A campaign for radical changes to the way young motorists are trained and qualify for a driving licence has this week been launched by road safety activists.

The Too Young To Die campaign has been launched by Brake, the road safety charity, in an effort to reduce the number of deaths and injuries on UK roads involving young and inexperienced drivers.

Joanna Bailey, a specialist in road collisions injuries with Fentons Solicitors LLP, is an active supporter of the charity and attended the launch event. "The campaign calls on the Government to make significant changes to the learning to drive system in this country and introduce Graduated Driver Licensing (GDL)," said Joanna, who regularly acts as a spokesperson for Brake. "The GDL system has been introduced in a number of countries already - such as the USA and New Zealand - to great success," said Joanna.

The campaign was launched to mark the start of the United Nations Decade of Action for Road Safety, which Joanna says highlights the global issues of road safety. "A recent survey of young people aged between 16 and 21 revealed a shockingly dangerous attitude to two top killers, namely speed and drink driving," she said. "This can only add weight to calls for a regulatory approach to tackling deaths and injuries caused by young drivers."

The survey conducted on behalf of Brake found that 41 per cent of young people thought it acceptable to break a 30mph limit by 10mph or more, which would give a driver no chance of stopping in time if a child ran out.

Nearly a quarter (24 per cent) believed it was ok to drink up to one and a half pints of beer or equivalent alcohol before driving, while one in eleven young males said it was ok to drink even more and still get behind the wheel.

The survey also found that 58 per cent of young people believed that young drivers behaved more dangerously with young passengers in their cars.

"GDL allows younger drivers to build up their skills and experience gradually and under supervision, with a minimum of one year of learning before taking a driving test.
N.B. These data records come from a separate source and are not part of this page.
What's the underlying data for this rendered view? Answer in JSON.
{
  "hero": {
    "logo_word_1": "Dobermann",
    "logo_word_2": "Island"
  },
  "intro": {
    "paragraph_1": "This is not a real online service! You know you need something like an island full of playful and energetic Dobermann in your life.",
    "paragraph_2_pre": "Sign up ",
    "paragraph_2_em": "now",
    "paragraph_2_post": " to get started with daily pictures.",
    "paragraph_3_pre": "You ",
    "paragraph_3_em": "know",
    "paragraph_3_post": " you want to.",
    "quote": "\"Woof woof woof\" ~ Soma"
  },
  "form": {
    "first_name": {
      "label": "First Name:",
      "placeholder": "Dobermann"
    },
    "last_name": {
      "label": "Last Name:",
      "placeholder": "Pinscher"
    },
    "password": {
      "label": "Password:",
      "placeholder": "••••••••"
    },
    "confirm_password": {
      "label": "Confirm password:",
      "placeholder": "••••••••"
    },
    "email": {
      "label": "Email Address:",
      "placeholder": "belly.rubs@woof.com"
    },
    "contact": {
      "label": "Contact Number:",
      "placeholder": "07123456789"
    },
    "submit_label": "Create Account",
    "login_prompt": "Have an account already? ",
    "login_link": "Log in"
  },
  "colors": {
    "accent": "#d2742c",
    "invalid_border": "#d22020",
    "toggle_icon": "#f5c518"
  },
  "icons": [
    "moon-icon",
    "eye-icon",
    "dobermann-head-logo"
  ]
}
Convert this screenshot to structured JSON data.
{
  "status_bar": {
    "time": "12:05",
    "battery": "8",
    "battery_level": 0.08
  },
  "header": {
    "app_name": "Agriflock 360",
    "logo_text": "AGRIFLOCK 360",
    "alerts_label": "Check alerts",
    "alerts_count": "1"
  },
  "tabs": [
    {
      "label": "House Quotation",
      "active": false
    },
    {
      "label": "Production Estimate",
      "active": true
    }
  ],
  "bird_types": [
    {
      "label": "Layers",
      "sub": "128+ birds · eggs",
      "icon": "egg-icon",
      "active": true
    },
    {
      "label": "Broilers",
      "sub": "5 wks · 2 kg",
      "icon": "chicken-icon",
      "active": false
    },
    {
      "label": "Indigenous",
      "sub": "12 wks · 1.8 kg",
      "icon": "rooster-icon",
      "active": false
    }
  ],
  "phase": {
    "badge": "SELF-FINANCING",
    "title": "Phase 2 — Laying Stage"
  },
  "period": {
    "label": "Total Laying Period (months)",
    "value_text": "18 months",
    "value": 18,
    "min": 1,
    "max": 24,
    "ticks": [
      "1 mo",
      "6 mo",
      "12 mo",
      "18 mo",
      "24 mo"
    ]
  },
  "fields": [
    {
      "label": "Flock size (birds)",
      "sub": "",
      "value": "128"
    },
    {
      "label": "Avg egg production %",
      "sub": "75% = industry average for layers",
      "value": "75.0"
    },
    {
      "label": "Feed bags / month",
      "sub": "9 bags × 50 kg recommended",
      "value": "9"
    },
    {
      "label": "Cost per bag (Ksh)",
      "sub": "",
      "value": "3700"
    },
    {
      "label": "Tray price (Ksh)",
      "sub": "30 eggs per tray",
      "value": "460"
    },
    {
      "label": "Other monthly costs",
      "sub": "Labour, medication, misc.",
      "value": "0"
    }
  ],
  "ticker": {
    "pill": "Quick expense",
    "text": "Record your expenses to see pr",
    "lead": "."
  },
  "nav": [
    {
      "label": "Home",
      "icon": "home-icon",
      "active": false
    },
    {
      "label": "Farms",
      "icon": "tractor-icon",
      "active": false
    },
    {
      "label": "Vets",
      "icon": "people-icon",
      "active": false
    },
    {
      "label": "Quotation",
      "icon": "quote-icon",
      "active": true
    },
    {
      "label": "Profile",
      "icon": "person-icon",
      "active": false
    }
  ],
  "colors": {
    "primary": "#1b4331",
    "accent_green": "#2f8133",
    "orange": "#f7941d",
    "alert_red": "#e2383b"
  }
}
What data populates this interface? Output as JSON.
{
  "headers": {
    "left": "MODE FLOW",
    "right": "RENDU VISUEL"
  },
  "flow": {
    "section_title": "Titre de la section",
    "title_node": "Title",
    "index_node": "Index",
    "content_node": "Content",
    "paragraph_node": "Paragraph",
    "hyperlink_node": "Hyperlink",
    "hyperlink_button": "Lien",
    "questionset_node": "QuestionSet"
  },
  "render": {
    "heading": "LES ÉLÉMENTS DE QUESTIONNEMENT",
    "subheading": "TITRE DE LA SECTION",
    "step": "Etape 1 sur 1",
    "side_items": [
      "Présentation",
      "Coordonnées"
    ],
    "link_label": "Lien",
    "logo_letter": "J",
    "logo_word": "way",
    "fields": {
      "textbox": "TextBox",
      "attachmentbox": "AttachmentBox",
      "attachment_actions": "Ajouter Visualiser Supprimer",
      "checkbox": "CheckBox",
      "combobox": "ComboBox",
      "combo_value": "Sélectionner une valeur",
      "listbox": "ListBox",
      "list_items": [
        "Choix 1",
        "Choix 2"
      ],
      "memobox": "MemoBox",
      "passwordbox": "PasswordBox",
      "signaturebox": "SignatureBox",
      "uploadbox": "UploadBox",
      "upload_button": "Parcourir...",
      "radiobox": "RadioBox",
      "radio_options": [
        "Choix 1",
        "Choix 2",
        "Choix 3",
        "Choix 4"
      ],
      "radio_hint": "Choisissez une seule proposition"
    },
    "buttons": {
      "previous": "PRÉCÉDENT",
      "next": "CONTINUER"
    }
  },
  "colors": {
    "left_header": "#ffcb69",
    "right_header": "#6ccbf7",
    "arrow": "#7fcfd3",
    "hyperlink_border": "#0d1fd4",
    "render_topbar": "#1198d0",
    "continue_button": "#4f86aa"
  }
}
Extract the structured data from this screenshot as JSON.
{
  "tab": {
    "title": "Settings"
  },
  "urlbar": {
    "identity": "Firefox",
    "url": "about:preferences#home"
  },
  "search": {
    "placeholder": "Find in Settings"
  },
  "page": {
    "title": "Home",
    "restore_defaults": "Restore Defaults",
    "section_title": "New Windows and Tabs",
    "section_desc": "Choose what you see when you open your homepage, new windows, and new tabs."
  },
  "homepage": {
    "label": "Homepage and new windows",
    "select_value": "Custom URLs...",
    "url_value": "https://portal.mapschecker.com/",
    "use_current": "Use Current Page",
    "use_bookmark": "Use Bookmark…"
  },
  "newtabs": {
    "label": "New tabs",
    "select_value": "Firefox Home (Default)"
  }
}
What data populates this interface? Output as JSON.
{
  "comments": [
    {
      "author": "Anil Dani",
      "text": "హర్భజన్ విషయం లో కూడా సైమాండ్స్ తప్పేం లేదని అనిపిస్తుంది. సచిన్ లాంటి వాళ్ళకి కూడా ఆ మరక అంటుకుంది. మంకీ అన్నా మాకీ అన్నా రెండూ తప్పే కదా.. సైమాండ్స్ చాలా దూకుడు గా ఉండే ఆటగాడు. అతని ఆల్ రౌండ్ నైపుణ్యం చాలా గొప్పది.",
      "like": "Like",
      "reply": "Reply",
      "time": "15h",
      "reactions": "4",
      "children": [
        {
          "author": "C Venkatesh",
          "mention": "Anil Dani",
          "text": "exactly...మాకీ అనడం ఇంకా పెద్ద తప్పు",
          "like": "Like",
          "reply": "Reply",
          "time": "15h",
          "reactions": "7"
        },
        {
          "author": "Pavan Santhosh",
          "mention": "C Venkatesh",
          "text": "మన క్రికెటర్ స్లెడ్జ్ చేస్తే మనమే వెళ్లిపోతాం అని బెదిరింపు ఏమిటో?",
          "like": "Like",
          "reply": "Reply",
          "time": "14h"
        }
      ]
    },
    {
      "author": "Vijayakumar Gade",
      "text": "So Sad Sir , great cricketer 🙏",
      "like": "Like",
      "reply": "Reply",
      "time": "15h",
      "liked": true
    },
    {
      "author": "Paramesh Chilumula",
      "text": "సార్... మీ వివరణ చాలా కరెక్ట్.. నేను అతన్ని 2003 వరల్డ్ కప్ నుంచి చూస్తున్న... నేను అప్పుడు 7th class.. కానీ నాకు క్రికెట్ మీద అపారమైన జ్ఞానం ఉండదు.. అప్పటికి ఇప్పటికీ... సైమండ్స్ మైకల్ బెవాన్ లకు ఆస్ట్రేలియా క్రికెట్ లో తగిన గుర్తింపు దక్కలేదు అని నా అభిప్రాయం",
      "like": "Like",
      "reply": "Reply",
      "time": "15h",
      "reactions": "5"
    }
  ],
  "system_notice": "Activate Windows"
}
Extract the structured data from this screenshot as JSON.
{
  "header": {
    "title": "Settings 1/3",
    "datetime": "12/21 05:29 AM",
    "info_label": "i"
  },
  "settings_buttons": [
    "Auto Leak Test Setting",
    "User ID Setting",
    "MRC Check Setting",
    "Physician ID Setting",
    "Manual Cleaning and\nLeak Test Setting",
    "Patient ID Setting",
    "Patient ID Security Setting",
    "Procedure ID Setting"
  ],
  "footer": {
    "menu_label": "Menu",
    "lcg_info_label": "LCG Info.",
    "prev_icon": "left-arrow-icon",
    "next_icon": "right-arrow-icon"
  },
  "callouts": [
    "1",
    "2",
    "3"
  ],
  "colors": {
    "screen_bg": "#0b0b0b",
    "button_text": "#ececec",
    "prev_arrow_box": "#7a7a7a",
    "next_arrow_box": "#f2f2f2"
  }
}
Only once that test is passed is the motorist allowed to drive without supervision, but for the following two years there are other restrictions such as on the number of passengers they can carry and a lower drink drive limit than the current national legal limit."

Joanna, who for more than 15 years has helped the victims and families of those affected by serious road collisions, said that the GDL recommendations were borne out by research which showed younger drivers were more likely to engage in risky driving behaviour, and less equipped to cope and react to any hazards they might encounter.

"We work with the victims of road collisions every day, and the impact that a fatal or serious injury has on an individual and their families is devastating," said Joanna. "Young drivers are involved in a quarter of all road deaths and serious injuries in the UK, and it is clear that something has to be done to reduce this statistic.

"We actively support any campaign that aims to ensure the safety of future generations, and improve the safety of all road users."